A spoonful of sugar stabilises lithium–sulfur batteries
Australian researchers have managed to stabilise lithium–sulfur battery technology, long touted as the basis for the next generation of batteries, by using a glucose-based additive on the positive electrode — a spoonful of sugar, if you will.
In theory, lithium–sulfur batteries could store 2–5 times more energy than lithium-ion batteries of the same weight. The problem was that in use the electrodes deteriorated rapidly, and the batteries broke down. There were two reasons for this: the positive sulfur electrode suffered from substantial expansion and contraction, weakening it and making it inaccessible to lithium, and the negative lithium electrode became contaminated by sulfur compounds.
Last year, researchers from the Monash Energy Institute demonstrated that they could open the structure of the sulfur electrode to accommodate expansion and make it more accessible to lithium. More recently, they were inspired by a 1988 geochemistry report that describes how sugar-based substances resist degradations in geological sediments by forming strong bonds with sulfides.
By incorporating sugar into the web-like architecture of the electrode, the team successfully stabilised the sulfur, preventing it from moving and blanketing the lithium electrode. Test-cell prototypes have been shown to have a charge–discharge life of at least 1000 cycles, while still holding far more capacity than equivalent lithium-ion batteries, as reported in the journal Nature Communications.
“Each charge lasts longer, extending the battery’s life,” said first author and PhD student Yingyi Huang. “And manufacturing the batteries doesn’t require exotic, toxic and expensive materials.”
“In less than a decade, this technology could lead to vehicles including electric buses and trucks that can travel from Melbourne to Sydney without recharging,” added lead author Professor Mainak Majumder, Associate Director of the Monash Energy Institute. “It could also enable innovation in delivery and agricultural drones, where light weight is paramount.”

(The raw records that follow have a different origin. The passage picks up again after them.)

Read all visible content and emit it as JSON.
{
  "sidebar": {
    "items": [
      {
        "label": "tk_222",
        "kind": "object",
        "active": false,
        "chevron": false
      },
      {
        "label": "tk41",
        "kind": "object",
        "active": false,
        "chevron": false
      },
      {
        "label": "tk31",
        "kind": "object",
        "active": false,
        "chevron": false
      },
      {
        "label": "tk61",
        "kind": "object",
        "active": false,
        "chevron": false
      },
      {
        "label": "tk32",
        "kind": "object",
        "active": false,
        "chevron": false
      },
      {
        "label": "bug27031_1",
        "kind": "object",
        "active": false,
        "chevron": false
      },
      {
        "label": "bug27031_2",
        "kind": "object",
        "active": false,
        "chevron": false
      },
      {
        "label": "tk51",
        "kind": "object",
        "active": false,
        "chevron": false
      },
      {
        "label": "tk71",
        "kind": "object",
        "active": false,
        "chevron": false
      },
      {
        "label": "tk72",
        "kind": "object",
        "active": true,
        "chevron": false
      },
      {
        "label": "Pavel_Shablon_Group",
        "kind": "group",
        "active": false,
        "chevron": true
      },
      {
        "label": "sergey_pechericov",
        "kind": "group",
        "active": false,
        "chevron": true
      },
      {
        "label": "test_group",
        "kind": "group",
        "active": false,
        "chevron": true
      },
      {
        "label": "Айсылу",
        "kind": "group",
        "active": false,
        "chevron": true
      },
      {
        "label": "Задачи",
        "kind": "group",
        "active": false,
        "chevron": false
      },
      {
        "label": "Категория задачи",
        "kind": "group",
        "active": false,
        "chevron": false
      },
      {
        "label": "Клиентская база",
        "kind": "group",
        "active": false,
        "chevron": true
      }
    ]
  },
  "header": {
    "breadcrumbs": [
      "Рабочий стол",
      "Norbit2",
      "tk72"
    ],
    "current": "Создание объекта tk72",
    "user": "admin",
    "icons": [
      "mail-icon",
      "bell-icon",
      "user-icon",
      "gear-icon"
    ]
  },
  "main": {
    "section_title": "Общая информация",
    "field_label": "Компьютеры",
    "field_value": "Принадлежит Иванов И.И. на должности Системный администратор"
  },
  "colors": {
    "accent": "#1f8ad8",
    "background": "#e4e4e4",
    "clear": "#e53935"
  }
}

Dr Mahdokht Shaibani, second author and Monash researcher, noted, “While many of the challenges on the cathode side of the battery have been solved by our team, there is still need for further innovation into the protection of the lithium metal anode to enable large-scale uptake of this promising technology — innovations that may be right around the corner.”
The process was developed by the Monash team with significant contribution from Dr Matthew Hill’s research group at CSIRO Manufacturing. They were also supported by the Australian Research Council, the Department of Industry, Innovation and Science, and Cleanfuture Energy Australia, a subsidiary of Enserv Group in Thailand.
Enserv Australia hopes to develop and manufacture the Monash team’s lithium–sulfur batteries in Australia, with Managing Director Mark Gustowski saying the company would use the technology to enter the growing market for electric vehicles and electronic devices.
“We plan to make the first lithium–sulfur batteries in Australia using Australian lithium within about five years,” he said.